It seems like void rollback( StorageServer* data, Version rollbackVersion, Version nextVersion ) in storageserver.actor.cpp would call please_reboot() which is pretty disruptive to memory storage servers (depending on storage_memory size of the node, it could take minutes to come back). The question is what triggers it?
It seems like it is called in applyPrivateData() in storageserver.actor.cpp.
Our storage servers pull data from the log system before we are sure all the transactions logs have gotten (and fsync’ed) that data. We do this to help prevent future versions, by giving the storage servers as much time as possible to process new versions before clients can read those versions.
If a storage server pulls data from the logs, and then a failure causes us to choose a recovery version less than a version the storage server has processed, we need to discard the commits. We know of on disk data is around 5 seconds old, so we rollback to that version and re-fetch everything up to the recovery version.

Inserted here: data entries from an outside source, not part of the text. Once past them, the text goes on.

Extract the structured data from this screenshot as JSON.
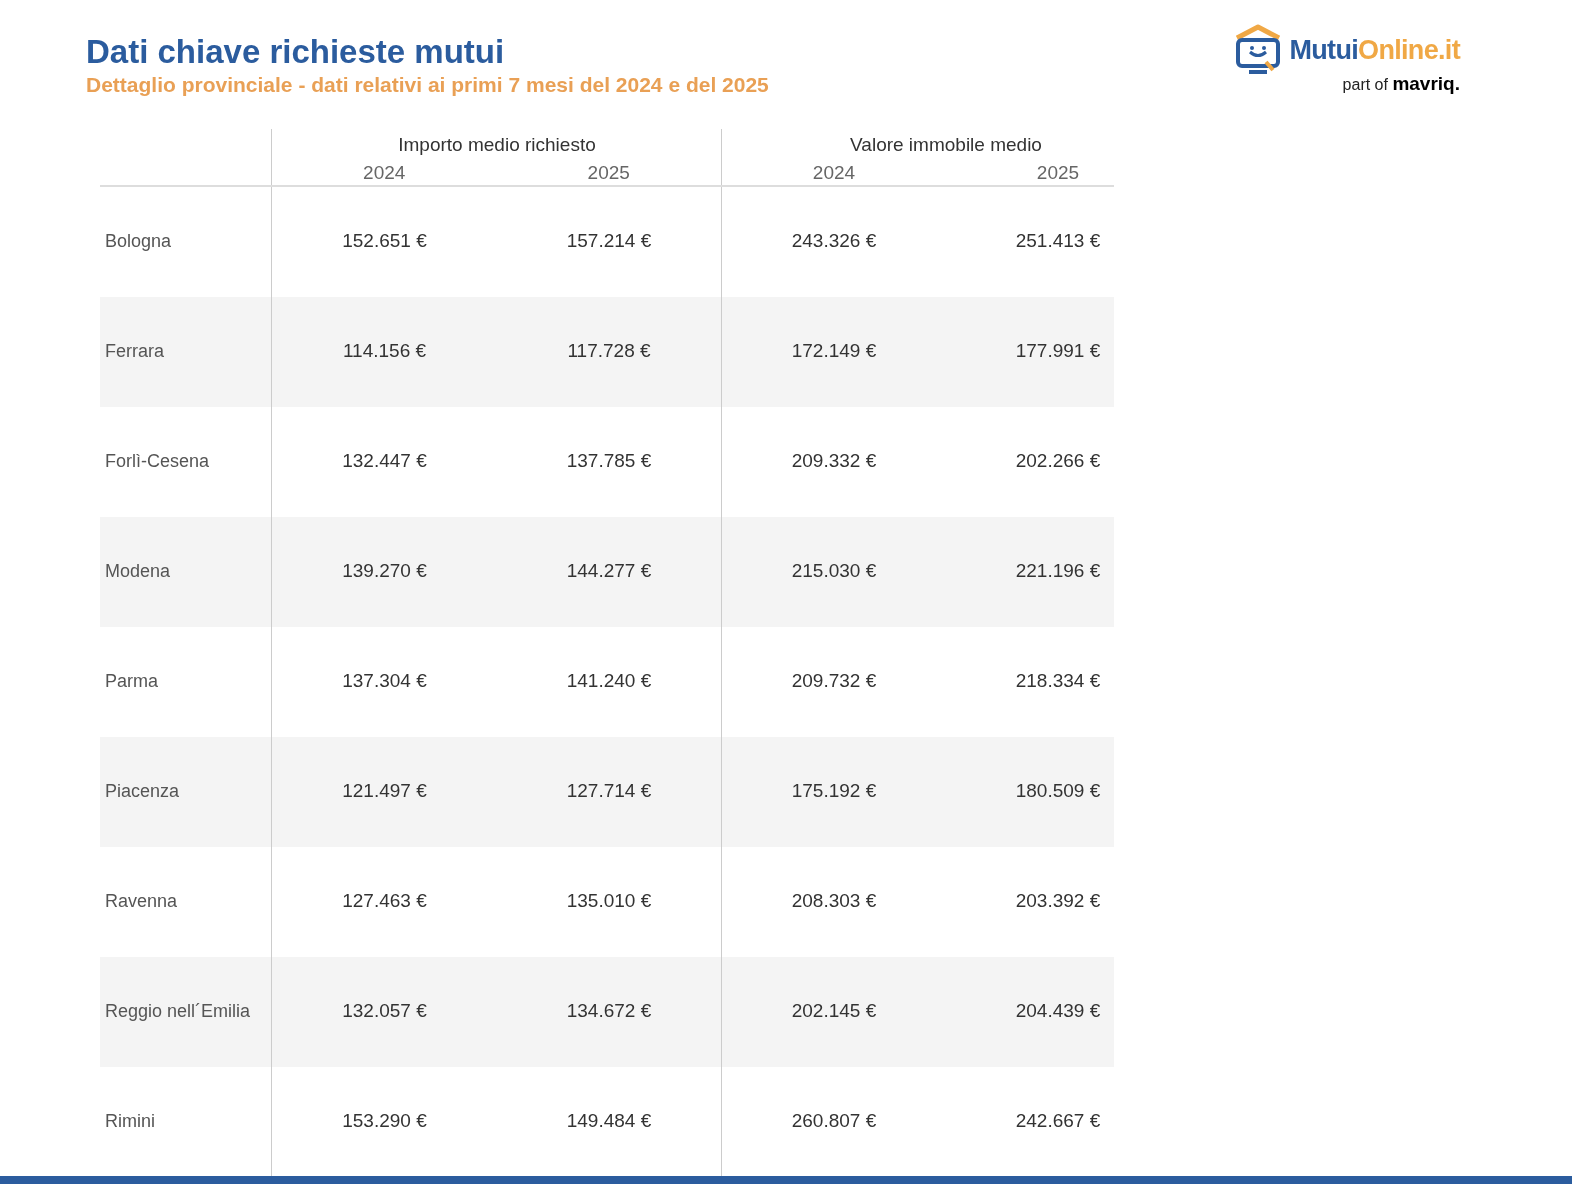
{
  "header": {
    "title": "Dati chiave richieste mutui",
    "subtitle": "Dettaglio provinciale - dati relativi ai primi 7 mesi del 2024 e del 2025"
  },
  "logo": {
    "brand_primary": "Mutui",
    "brand_secondary": "Online.it",
    "tagline_prefix": "part of",
    "tagline_brand": "mavriq."
  },
  "table": {
    "groups": [
      {
        "label": "Importo medio richiesto",
        "years": [
          "2024",
          "2025"
        ]
      },
      {
        "label": "Valore immobile medio",
        "years": [
          "2024",
          "2025"
        ]
      }
    ],
    "rows": [
      {
        "name": "Bologna",
        "values": [
          "152.651 €",
          "157.214 €",
          "243.326 €",
          "251.413 €"
        ]
      },
      {
        "name": "Ferrara",
        "values": [
          "114.156 €",
          "117.728 €",
          "172.149 €",
          "177.991 €"
        ]
      },
      {
        "name": "Forlì-Cesena",
        "values": [
          "132.447 €",
          "137.785 €",
          "209.332 €",
          "202.266 €"
        ]
      },
      {
        "name": "Modena",
        "values": [
          "139.270 €",
          "144.277 €",
          "215.030 €",
          "221.196 €"
        ]
      },
      {
        "name": "Parma",
        "values": [
          "137.304 €",
          "141.240 €",
          "209.732 €",
          "218.334 €"
        ]
      },
      {
        "name": "Piacenza",
        "values": [
          "121.497 €",
          "127.714 €",
          "175.192 €",
          "180.509 €"
        ]
      },
      {
        "name": "Ravenna",
        "values": [
          "127.463 €",
          "135.010 €",
          "208.303 €",
          "203.392 €"
        ]
      },
      {
        "name": "Reggio nell´Emilia",
        "values": [
          "132.057 €",
          "134.672 €",
          "202.145 €",
          "204.439 €"
        ]
      },
      {
        "name": "Rimini",
        "values": [
          "153.290 €",
          "149.484 €",
          "260.807 €",
          "242.667 €"
        ]
      }
    ]
  }
}
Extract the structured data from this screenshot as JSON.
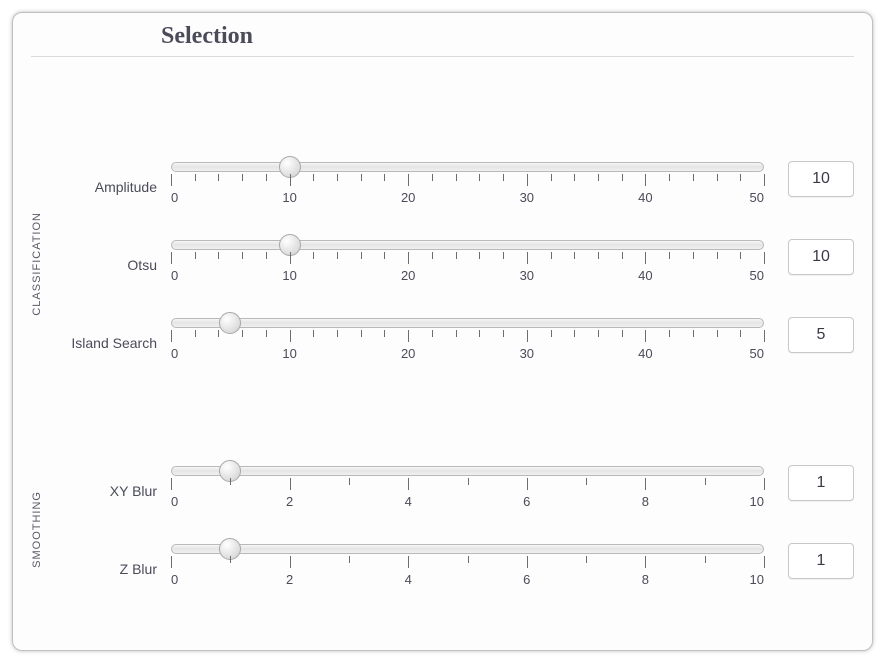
{
  "title": "Selection",
  "sections": [
    {
      "label": "CLASSIFICATION",
      "rows": [
        {
          "label": "Amplitude",
          "min": 0,
          "max": 50,
          "majors": [
            0,
            10,
            20,
            30,
            40,
            50
          ],
          "minorStep": 2,
          "value": 10
        },
        {
          "label": "Otsu",
          "min": 0,
          "max": 50,
          "majors": [
            0,
            10,
            20,
            30,
            40,
            50
          ],
          "minorStep": 2,
          "value": 10
        },
        {
          "label": "Island Search",
          "min": 0,
          "max": 50,
          "majors": [
            0,
            10,
            20,
            30,
            40,
            50
          ],
          "minorStep": 2,
          "value": 5
        }
      ]
    },
    {
      "label": "SMOOTHING",
      "rows": [
        {
          "label": "XY Blur",
          "min": 0,
          "max": 10,
          "majors": [
            0,
            2,
            4,
            6,
            8,
            10
          ],
          "minorStep": 1,
          "value": 1
        },
        {
          "label": "Z Blur",
          "min": 0,
          "max": 10,
          "majors": [
            0,
            2,
            4,
            6,
            8,
            10
          ],
          "minorStep": 1,
          "value": 1
        }
      ]
    }
  ]
}
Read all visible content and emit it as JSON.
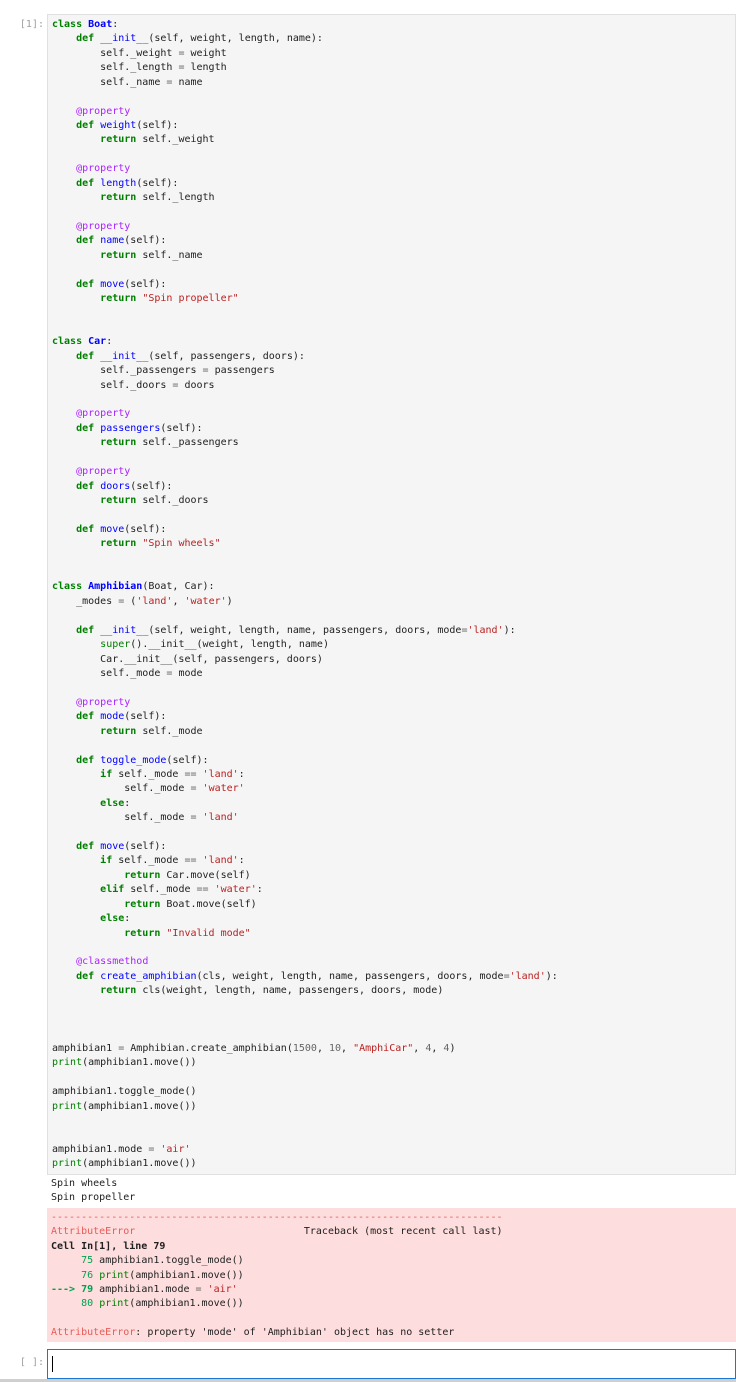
{
  "cells": [
    {
      "prompt": "[1]:",
      "code_lines": [
        "class Boat:",
        "    def __init__(self, weight, length, name):",
        "        self._weight = weight",
        "        self._length = length",
        "        self._name = name",
        "",
        "    @property",
        "    def weight(self):",
        "        return self._weight",
        "",
        "    @property",
        "    def length(self):",
        "        return self._length",
        "",
        "    @property",
        "    def name(self):",
        "        return self._name",
        "",
        "    def move(self):",
        "        return \"Spin propeller\"",
        "",
        "",
        "class Car:",
        "    def __init__(self, passengers, doors):",
        "        self._passengers = passengers",
        "        self._doors = doors",
        "",
        "    @property",
        "    def passengers(self):",
        "        return self._passengers",
        "",
        "    @property",
        "    def doors(self):",
        "        return self._doors",
        "",
        "    def move(self):",
        "        return \"Spin wheels\"",
        "",
        "",
        "class Amphibian(Boat, Car):",
        "    _modes = ('land', 'water')",
        "",
        "    def __init__(self, weight, length, name, passengers, doors, mode='land'):",
        "        super().__init__(weight, length, name)",
        "        Car.__init__(self, passengers, doors)",
        "        self._mode = mode",
        "",
        "    @property",
        "    def mode(self):",
        "        return self._mode",
        "",
        "    def toggle_mode(self):",
        "        if self._mode == 'land':",
        "            self._mode = 'water'",
        "        else:",
        "            self._mode = 'land'",
        "",
        "    def move(self):",
        "        if self._mode == 'land':",
        "            return Car.move(self)",
        "        elif self._mode == 'water':",
        "            return Boat.move(self)",
        "        else:",
        "            return \"Invalid mode\"",
        "",
        "    @classmethod",
        "    def create_amphibian(cls, weight, length, name, passengers, doors, mode='land'):",
        "        return cls(weight, length, name, passengers, doors, mode)",
        "",
        "",
        "",
        "amphibian1 = Amphibian.create_amphibian(1500, 10, \"AmphiCar\", 4, 4)",
        "print(amphibian1.move())",
        "",
        "amphibian1.toggle_mode()",
        "print(amphibian1.move())",
        "",
        "",
        "amphibian1.mode = 'air'",
        "print(amphibian1.move())"
      ],
      "stdout": "Spin wheels\nSpin propeller",
      "error": {
        "separator": "---------------------------------------------------------------------------",
        "ename": "AttributeError",
        "traceback_header": "Traceback (most recent call last)",
        "cell_ref": "Cell In[1], line 79",
        "tb_lines": [
          {
            "marker": "     ",
            "num": "75",
            "code": "amphibian1.toggle_mode()"
          },
          {
            "marker": "     ",
            "num": "76",
            "code": "print(amphibian1.move())"
          },
          {
            "marker": "---> ",
            "num": "79",
            "code": "amphibian1.mode = 'air'"
          },
          {
            "marker": "     ",
            "num": "80",
            "code": "print(amphibian1.move())"
          }
        ],
        "evalue": ": property 'mode' of 'Amphibian' object has no setter"
      }
    },
    {
      "prompt": "[ ]:",
      "code_lines": []
    }
  ]
}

In general the situations which cause rollbacks are very rare. All of the scenarios require different logs to end a generation at different versions. Then you need one of the logs that has a lower version than other logs to be alive during recovery. In practice this does not happen often.
While a rollback is not a big problem for the ssd storage engine, it is definitely expensive for the memory storage engine. It would be difficult to completely eliminate the need for rollbacks, however one simple thing would be to choose as big of a version as possible during recovery. Currently the recovery logic chooses the smallest version possible as the recovery version because that will minimize the chance the we have to restart recovery.
To change it so that it picks the biggest version just change:
to:
Version end = results[ std::min(safe_range_end, (int)(results.size())) -1 ];
This is completely untested, so obviously more thought and testing would be needed, but having a knob which change the behavior here seems reasonable.
Thanks @Evan, we are currently still on the 3.x code so I am mainly looking at a particular failure scenario whereby adding servers (or when role changes happen), a cluster-wide rollback is issued and all KeyValueMemoryStorage is discarded and has to be re-read from disk. I found your commit in the 5.x branch:
but the line: if ( rollbackVersion < fromVersion && rollbackVersion > restoredVersion) { seems to only be applied to whether print a trace event instead of whether to actually do the rollback:
Now, this might not really help our situation but we do find that rollbacks are not that rare (just adding a node to the cluster can cause it to rollback and we would experience 20 minutes+ of recovery time (based on our storage_memory configuration of course). I am currently in the process of patching the 3.x codebase to see if the change would help but I realized that the change in 5.x wouldn’t help either (again, it’s just not doing the TraceEvent).
It seems to me that the commit only really prevents a rollback if the original restored version is larger than the rollback version (which seems to be a rare case to me). In any case, I did a PR https://github.com/apple/foundationdb/pull/385/commits to address the fact that the original commit just addressed the trace event and not the actual rollback.
I vaguely remember attempting to make the change you suggested and running into some issue. I will need to run a bunch in simulation tests on the change to see if it finds anything.
My advice should still work on the 3.X codebase to reduce the number of rollbacks. You should be able to find a very similar line of code somewhere in the tag partitioned log system. You should give it a try if you have a reliable test that reproduces the scenario.
A two-phase log stopping process could also be employed to add a little latency to recovery but make it much more likely all the tlogs end a generation at the same version.
I agree the original change seems fishy. The result seems to be that in some cases we do a rollback without logging it to the trace file, which doesn’t sound like what you’d want. I’m not actually sure why in the original version those two if blocks weren’t unified, with the one line in between them placed before. That doesn’t appear to me to change the behavior, and it prevents edits like the one that decouple the trace event from the actual rollback.
I’m not familiar with what issue Evan had run into applying the new condition to the second if block, but maybe the reason for placing it around the first block was to guard the ASSERT? If that’s the case, though, we should probably just move the condition into the ASSERT argument. Evan’s out for a couple weeks now, though, so we may want to wait until he returns so we can better understand what the intent was.
Sorry to resurrect an old flag, is there someway that we can work around rollbacks especially with the memory engine? The code implies that it’s possible to do the rollback without rebooting the storage server but that the logic is cumbersome. Is there an old version of the code that has that missing piece that we could test with?